Diferentemente do Brasil, onde o voto religioso tem um peso importante nas eleições e há uma bancada religiosa no Congresso, a Argentina não possui um "voto religioso" e a Igreja não costuma se posicionar em eleições, embora historicamente tenha uma aproximação com o peronismo. No entanto, as palavras duras de Milei provocaram uma reação ansiosa de padres e bispos.

Em setembro, um grupo de padres de vilas e bairros de Buenos Aires, conhecidos como "curas villeros", realizou uma missa em resposta ao libertário, onde dispararam: "Acaba-se por perguntar se alguém com esse distúrbio emocional, que não consegue encontrar alguém que pensa diferente sem gritar ou insultar, consegue suportar as tensões inerentes ao cargo público a que aspira".


A alta cúpula da Igreja Católica do país também respondeu dizendo que não apoiava nem um nem outro candidato, mas expressou "princípios que podem ser úteis para refletir o futuro deste povo que amamos e servimos".

O caso de Salta

Considerada uma das cidades mais católicas da Argentina, a cidade de Salta, capital da província de mesmo nome, se tornou o maior exemplo dos impactos das palavras de Milei contra o papa.

A província está na região noroeste, onde 76% da população se diz pertencer à religião, sendo a área mais católica da Argentina. As igrejas, catedrais e conventos fazem parte da paisagem saltenha, sendo a placa de boas vindas na cidade acompanhada por uma cruz. Nas discussões sobre o aborto no país, em 2020, todos os congressistas de Salta votaram contra a proposta, consolidando sua visão conservadora do tema.

O ápice da religiosidade de Salta é visto nos primeiros dias de setembro, quando centenas de milhares de peregrinos viajam quilômetros, muitos a pé, para celebrar a Fiesta del Milagro. O evento comemora o milagre ocorrido em meados dos anos 1500, durante a fundação da cidade, quando se crê que intensas orações à Virgem dos Milagres fizeram parar um terremoto na região. Desde então, a festa já chegou a reunir 800 mil pessoas de várias províncias circundantes.

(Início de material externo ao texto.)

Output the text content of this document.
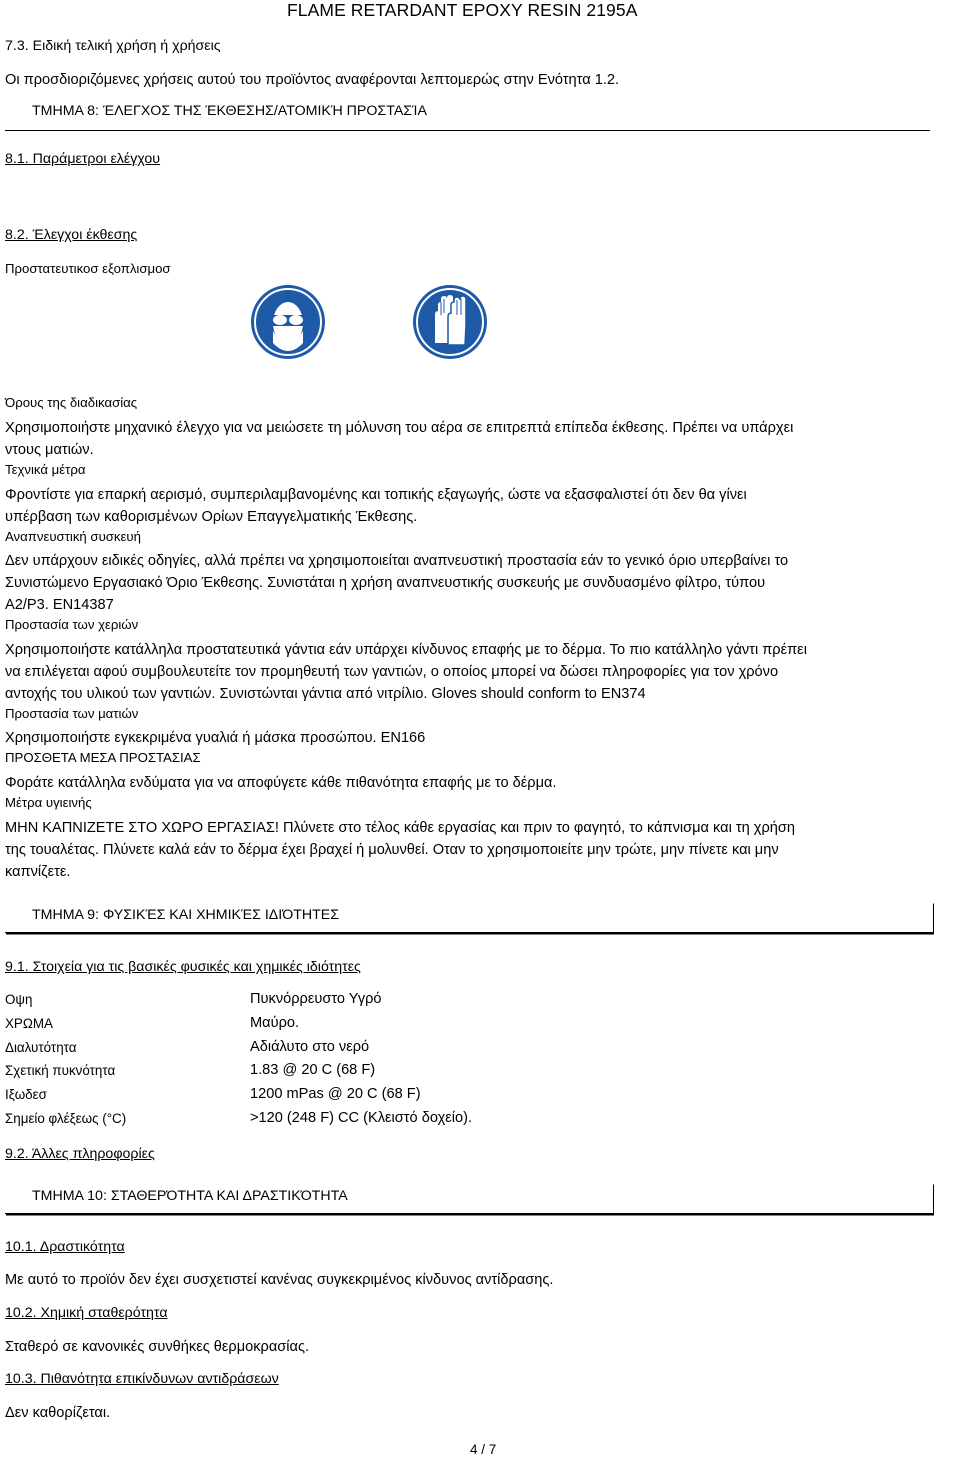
FLAME RETARDANT EPOXY RESIN 2195A
7.3. Ειδική τελική χρήση ή χρήσεις
Οι προσδιοριζόμενες χρήσεις αυτού του προϊόντος αναφέρονται λεπτομερώς στην Ενότητα 1.2.
ΤΜΗΜΑ 8: ΈΛΕΓΧΟΣ ΤΗΣ ΈΚΘΕΣΗΣ/ΑΤΟΜΙΚΉ ΠΡΟΣΤΑΣΊΑ
8.1. Παράμετροι ελέγχου
8.2. Έλεγχοι έκθεσης
Προστατευτικοσ εξοπλισμοσ
Όρους της διαδικασίας
Χρησιμοποιήστε μηχανικό έλεγχο για να μειώσετε τη μόλυνση του αέρα σε επιτρεπτά επίπεδα έκθεσης. Πρέπει να υπάρχει
ντους ματιών.
Τεχνικά μέτρα
Φροντίστε για επαρκή αερισμό, συμπεριλαμβανομένης και τοπικής εξαγωγής, ώστε να εξασφαλιστεί ότι δεν θα γίνει
υπέρβαση των καθορισμένων Ορίων Επαγγελματικής Έκθεσης.
Αναπνευστική συσκευή
Δεν υπάρχουν ειδικές οδηγίες, αλλά πρέπει να χρησιμοποιείται αναπνευστική προστασία εάν το γενικό όριο υπερβαίνει το
Συνιστώμενο Εργασιακό Όριο Έκθεσης. Συνιστάται η χρήση αναπνευστικής συσκευής με συνδυασμένο φίλτρο, τύπου
A2/P3. EN14387
Προστασία των χεριών
Χρησιμοποιήστε κατάλληλα προστατευτικά γάντια εάν υπάρχει κίνδυνος επαφής με το δέρμα. Το πιο κατάλληλο γάντι πρέπει
να επιλέγεται αφού συμβουλευτείτε τον προμηθευτή των γαντιών, ο οποίος μπορεί να δώσει πληροφορίες για τον χρόνο
αντοχής του υλικού των γαντιών. Συνιστώνται γάντια από νιτρίλιο. Gloves should conform to EN374
Προστασία των ματιών
Χρησιμοποιήστε εγκεκριμένα γυαλιά ή μάσκα προσώπου. EN166
ΠΡΟΣΘΕΤΑ ΜΕΣΑ ΠΡΟΣΤΑΣΙΑΣ
Φοράτε κατάλληλα ενδύματα για να αποφύγετε κάθε πιθανότητα επαφής με το δέρμα.
Μέτρα υγιεινής
ΜΗΝ ΚΑΠΝΙΖΕΤΕ ΣΤΟ ΧΩΡΟ ΕΡΓΑΣΙΑΣ! Πλύνετε στο τέλος κάθε εργασίας και πριν το φαγητό, το κάπνισμα και τη χρήση
της τουαλέτας. Πλύνετε καλά εάν το δέρμα έχει βραχεί ή μολυνθεί. Οταν το χρησιμοποιείτε μην τρώτε, μην πίνετε και μην
καπνίζετε.
ΤΜΗΜΑ 9: ΦΥΣΙΚΈΣ ΚΑΙ ΧΗΜΙΚΈΣ ΙΔΙΌΤΗΤΕΣ
9.1. Στοιχεία για τις βασικές φυσικές και χημικές ιδιότητες
Οψη	Πυκνόρρευστο Υγρό
ΧΡΩΜΑ	Μαύρο.
Διαλυτότητα	Αδιάλυτο στο νερό
Σχετική πυκνότητα	1.83 @ 20 C (68 F)
Ιξωδεσ	1200 mPas @ 20 C (68 F)
Σημείο φλέξεως (°C)	>120 (248 F) CC (Κλειστό δοχείο).
9.2. Άλλες πληροφορίες
ΤΜΗΜΑ 10: ΣΤΑΘΕΡΌΤΗΤΑ ΚΑΙ ΔΡΑΣΤΙΚΌΤΗΤΑ
10.1. Δραστικότητα
Με αυτό το προϊόν δεν έχει συσχετιστεί κανένας συγκεκριμένος κίνδυνος αντίδρασης.
10.2. Χημική σταθερότητα
Σταθερό σε κανονικές συνθήκες θερμοκρασίας.
10.3. Πιθανότητα επικίνδυνων αντιδράσεων
Δεν καθορίζεται.
4 / 7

Mesmo com todo este histórico, Milei ganhou a maioria dos votos dali nas primárias de agosto, sendo a província que mais havia votado no libertário, com quase 50% dos votos. Os cartazes de Milei faziam parte da paisagem da cidade quando a reportagem a visitou em 14 de outubro.

Andrea Zintgraff, 36, votou em Javier Milei nas PASO e no primeiro turno porque quer ver uma mudança econômica na Argentina pensando no futuro de seus filhos, mas admite que as falas do libertário sobre a Igreja a incomodam.
"Eu discordo de algumas coisas na Igreja, como a posição sobre o aborto, por exemplo, acho que tem casos que tem sim que ser liberado, e me preocupam os casos de padres abusadores, por isso não sou contra o que Milei diz. Mas neste momento estou pensando na economia", afirma.

A agente administrativa representa uma grande parte do eleitorado mileista que decidiu fazer vista grossa ao que diz o libertário sobre o papa porque tem outras preocupações mais urgentes, como a inflação. Mas, de acordo com o consultor político Pedro Buttazzoni, houve também um enorme eleitorado que mal ficou sabendo das polêmicas envolvendo o pontífice, possivelmente por culpa dos algoritmos das redes sociais.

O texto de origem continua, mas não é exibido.